可飞檐不知道的是,李详一走,他的炼狱生活才刚刚开始。
“送走了?”仇士良问身边的内侍鱼弘志。
“干爹,弘志办事您还不放心吗?那药量,烧他个一天一夜的肯定没问题。”
“哼,想依仗肃王求生,也不看看如今是哪朝?走,随杂家去会会他。”仇士良说着大步踏下台阶,走向关押飞檐的牢房。
“仇大人,您怎么来了?”飞檐忙起身,很恭敬道。
“司徒大人,好久不见呐?”仇士良皮笑肉不笑,示意弘志将他从牢里带出来。
“好久不见。”飞檐依旧表面恭敬。
他在金吾卫多年,什么奇药奇毒没见过。中午的时候送来的那碗饭有问题,他自然是第一时间就闻出来了。可他仔细想过了,只有李详走了,他才能毫无后顾之忧,才能跟那帮人斗。他既然来了长安,既然所剩时日无多,在临死之前他必须替金吾卫做点事情。
“说说吧,这次回京有什么图谋?”仇士良说着示意手下下去,只留了鱼弘志在身边。
不是说,虽然多年不见,司徒琦还是如当年那般光彩照人,只是比当年多出几分病态。眼眸媚中带冷,给人一种莫名的距离感,仿佛天上的星辰那般遥不可及。仇士良想着不觉叹息一声,觉得还是先不要得罪他的好,于是拉了把椅子给他,并示意他坐。
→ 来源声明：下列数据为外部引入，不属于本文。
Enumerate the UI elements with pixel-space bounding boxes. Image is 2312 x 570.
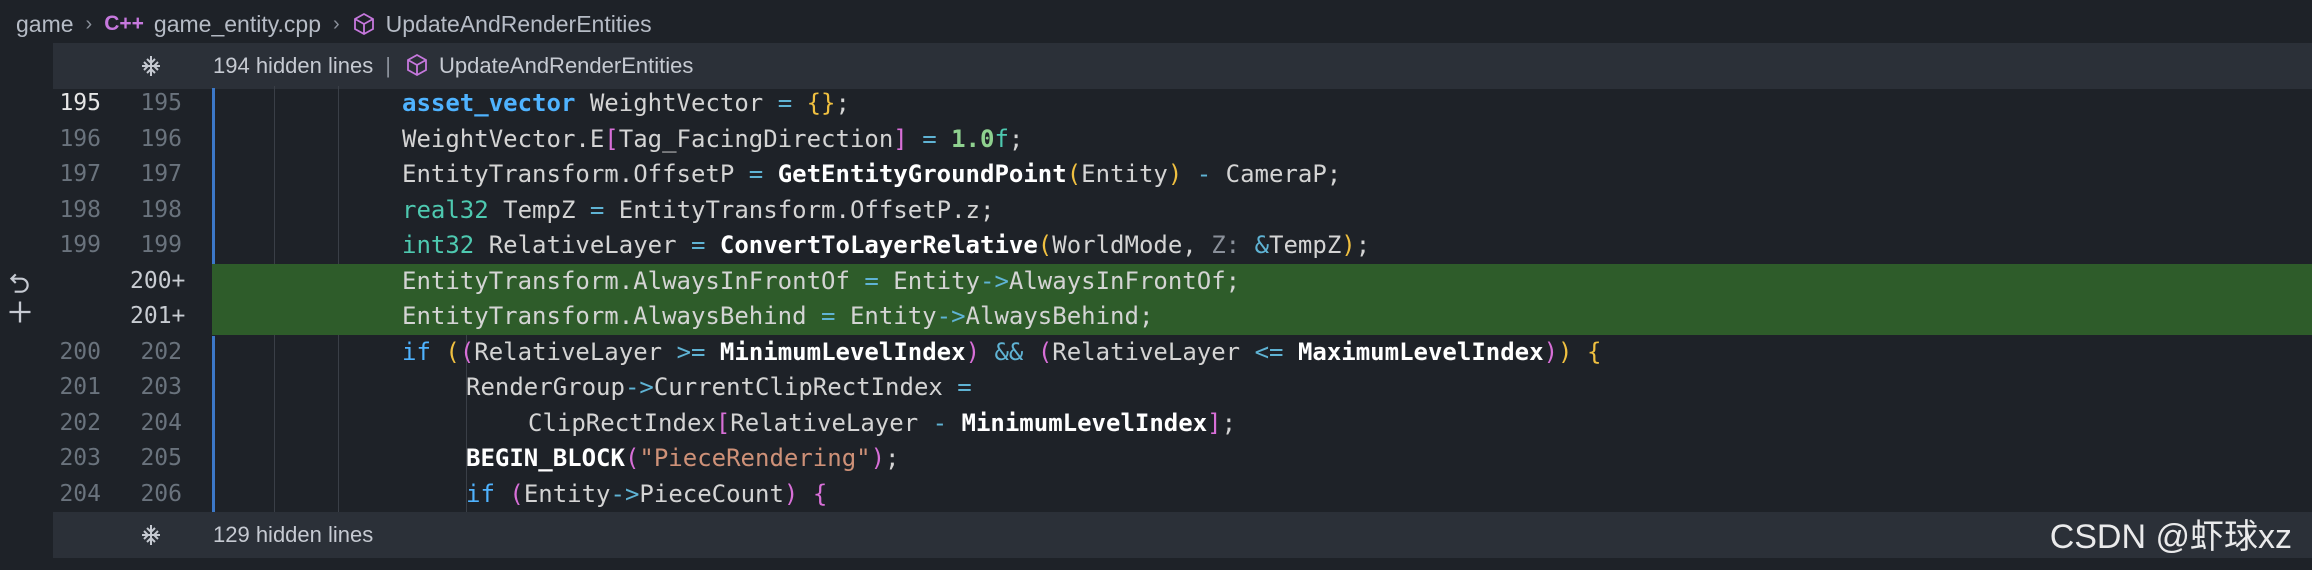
hidden-lines-count: 194 hidden lines [213, 53, 374, 78]
method-cube-icon [407, 53, 427, 77]
hidden-lines-symbol: UpdateAndRenderEntities [438, 53, 694, 78]
revert-icon[interactable] [6, 270, 32, 296]
line-number-original: 202 [59, 409, 101, 436]
unfold-icon[interactable] [139, 523, 163, 547]
code-text: RenderGroup->CurrentClipRectIndex = [466, 373, 972, 401]
code-line: 195 195 asset_vector WeightVector = {}; [0, 86, 2312, 122]
line-number-modified: 198 [140, 196, 182, 223]
line-number-modified: 197 [140, 161, 182, 187]
breadcrumb: game › C++ game_entity.cpp › UpdateAndRe… [0, 0, 2312, 48]
line-number-modified: 202 [140, 338, 182, 365]
line-number-modified: 203 [140, 374, 182, 400]
hidden-lines-bar-bottom[interactable]: 129 hidden lines [53, 512, 2312, 558]
code-text: ClipRectIndex[RelativeLayer - MinimumLev… [528, 408, 1237, 437]
code-line: 203 205 BEGIN_BLOCK("PieceRendering"); [0, 441, 2312, 477]
code-line: 198 198 real32 TempZ = EntityTransform.O… [0, 193, 2312, 229]
code-text: EntityTransform.OffsetP = GetEntityGroun… [402, 160, 1342, 188]
hidden-lines-count: 129 hidden lines [213, 522, 374, 547]
code-line: 201 203 RenderGroup->CurrentClipRectInde… [0, 370, 2312, 406]
diff-actions [6, 270, 36, 326]
code-text: real32 TempZ = EntityTransform.OffsetP.z… [402, 195, 995, 224]
line-number-modified: 205 [140, 445, 182, 471]
code-text: if ((RelativeLayer >= MinimumLevelIndex)… [402, 337, 1602, 366]
add-icon[interactable] [6, 298, 34, 326]
breadcrumb-file[interactable]: game_entity.cpp [154, 11, 321, 38]
cpp-file-icon: C++ [104, 12, 144, 35]
line-number-original: 199 [59, 232, 101, 258]
line-number-modified: 195 [140, 90, 182, 116]
breadcrumb-root[interactable]: game [16, 11, 74, 38]
breadcrumb-symbol[interactable]: UpdateAndRenderEntities [386, 11, 652, 38]
code-text: asset_vector WeightVector = {}; [402, 89, 850, 117]
hidden-lines-info: 194 hidden lines | UpdateAndRenderEntities [213, 53, 693, 79]
line-number-modified: 200+ [130, 267, 186, 294]
code-line: 197 197 EntityTransform.OffsetP = GetEnt… [0, 157, 2312, 193]
line-number-original: 201 [59, 374, 101, 400]
code-line: 204 206 if (Entity->PieceCount) { [0, 477, 2312, 513]
line-number-modified: 206 [140, 480, 182, 507]
code-text: WeightVector.E[Tag_FacingDirection] = 1.… [402, 124, 1024, 153]
code-text: EntityTransform.AlwaysInFrontOf = Entity… [402, 266, 1241, 295]
line-number-original: 197 [59, 161, 101, 187]
line-number-original: 203 [59, 445, 101, 471]
watermark: CSDN @虾球xz [2049, 518, 2292, 556]
line-number-original: 196 [59, 125, 101, 152]
code-editor[interactable]: 195 195 asset_vector WeightVector = {}; … [0, 86, 2312, 512]
line-number-modified: 201+ [130, 303, 186, 329]
code-text: if (Entity->PieceCount) { [466, 479, 828, 508]
chevron-right-icon: › [85, 12, 93, 35]
hidden-lines-bar-top[interactable]: 194 hidden lines | UpdateAndRenderEntities [53, 43, 2312, 89]
chevron-right-icon: › [333, 12, 340, 35]
line-number-modified: 196 [140, 125, 182, 152]
code-text: BEGIN_BLOCK("PieceRendering"); [466, 444, 900, 472]
line-number-original: 200 [59, 338, 101, 365]
code-text: EntityTransform.AlwaysBehind = Entity->A… [402, 302, 1154, 330]
line-number-modified: 204 [140, 409, 182, 436]
code-line: 202 204 ClipRectIndex[RelativeLayer - Mi… [0, 406, 2312, 442]
line-number-original: 195 [59, 90, 101, 116]
code-line: 201+ EntityTransform.AlwaysBehind = Enti… [0, 299, 2312, 335]
code-line: 200+ EntityTransform.AlwaysInFrontOf = E… [0, 264, 2312, 300]
code-line: 200 202 if ((RelativeLayer >= MinimumLev… [0, 335, 2312, 371]
code-line: 196 196 WeightVector.E[Tag_FacingDirecti… [0, 122, 2312, 158]
code-line: 199 199 int32 RelativeLayer = ConvertToL… [0, 228, 2312, 264]
separator: | [385, 53, 391, 78]
line-number-original: 204 [59, 480, 101, 507]
unfold-icon[interactable] [139, 54, 163, 78]
line-number-modified: 199 [140, 232, 182, 258]
line-number-original: 198 [59, 196, 101, 223]
code-text: int32 RelativeLayer = ConvertToLayerRela… [402, 231, 1371, 259]
method-cube-icon [353, 12, 374, 36]
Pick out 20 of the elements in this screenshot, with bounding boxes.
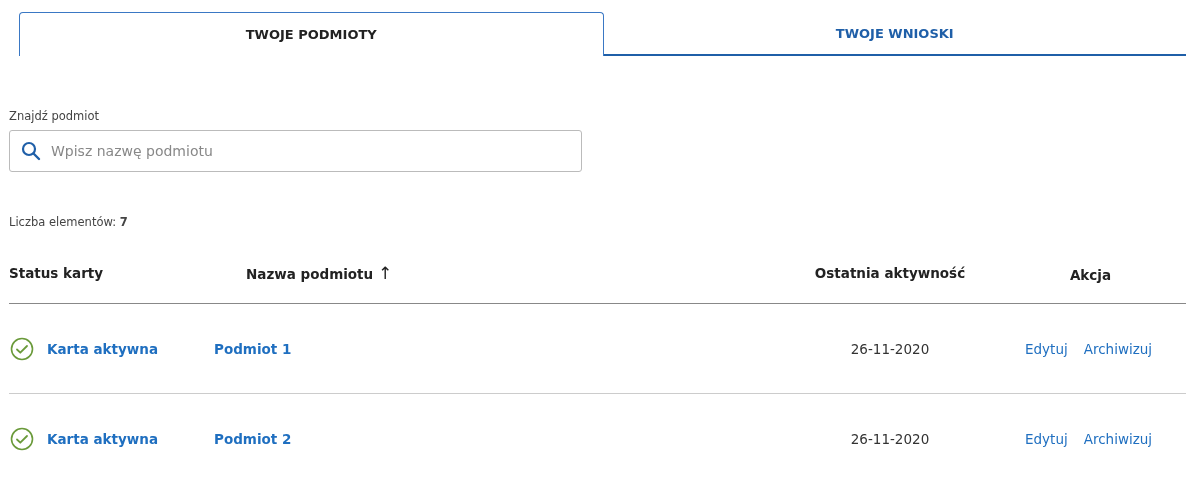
status-link[interactable]: Karta aktywna — [47, 430, 159, 447]
action-link[interactable]: Edytuj — [1025, 340, 1068, 357]
tab[interactable]: TWOJE PODMIOTY — [19, 12, 604, 56]
activity-date: 26-11-2020 — [850, 431, 930, 447]
entity-name-link[interactable]: Podmiot 2 — [205, 431, 292, 447]
status-link[interactable]: Karta aktywna — [47, 340, 159, 357]
action-link[interactable]: Archiwizuj — [1083, 430, 1153, 447]
column-header: Ostatnia aktywność — [813, 265, 967, 281]
item-count: Liczba elementów: 7 — [9, 215, 129, 229]
column-header: Akcja — [1068, 266, 1113, 283]
search-field[interactable]: Wpisz nazwę podmiotu — [9, 130, 582, 172]
search-label: Znajdź podmiot — [9, 109, 100, 123]
entity-name-link[interactable]: Podmiot 1 — [205, 341, 292, 357]
action-link[interactable]: Archiwizuj — [1083, 340, 1153, 357]
check-circle-icon — [10, 336, 34, 361]
action-link[interactable]: Edytuj — [1025, 430, 1068, 447]
activity-date: 26-11-2020 — [850, 341, 930, 357]
column-header[interactable]: Nazwa podmiotu ↑ — [205, 263, 785, 283]
column-header: Status karty — [9, 265, 105, 281]
check-circle-icon — [10, 426, 34, 451]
“我不明白仇大人的意思。”飞檐并没有坐,还是长身玉立,一副生人勿近的姿态。
“明明知道南衙的规矩,还冒险跑回来,难道司徒大人想说只是路过?”仇士良见对面的人不识好歹,于是开始笑声森冷,眼中凶光毕露。
“仇大人想毕已经听说了帝王录的事情,回鹘和吐蕃的人都盯上了帝王录,我们是被人逼离蓬莱的。门主来长安本想求助于太皇太后娘娘,可谁料一进京就被各路人马盯上了,那晚在城郊,我们的人死伤无数,终究还是没能守住帝王录。”飞檐还是不卑不亢。
他要不是为了李详,为了大唐全局考虑,他才懒得虚与委蛇,做这无谓的解释。他的这话可以做千百种解释,万一有漏洞,李详很可能背上叛国的罪名,所以他才很小心的解释。
“这个杂家也听说了,照你这么说,那东西真被回鹘的人夺走了?”仇士良狐疑道。
“是的。”
“杂家怎么知道你们不是故意将东西给他们呢?”
果然,仇士良已经开始信口雌黄了。
“我幽魂派死了多少人想毕大人早已调查清楚了。”
“既然原本没了,那麻烦司徒大人按照回忆写一本出来。”仇士良皮笑肉不笑。
“那书被锁在一个奇特的箱子里,我们都没有钥匙,只有前门主有,可他已经云游多年,我们并不知道他现在在哪里。”
“喔,照司徒大人这么说是不愿意透露里面的内容了?”
“我真没看过里面的内容。”
“成,既然司徒大人不愿意说,那今天就到这里,希望司徒大人好好想想,如果有什么话想对我说,可以让人稍话给我。”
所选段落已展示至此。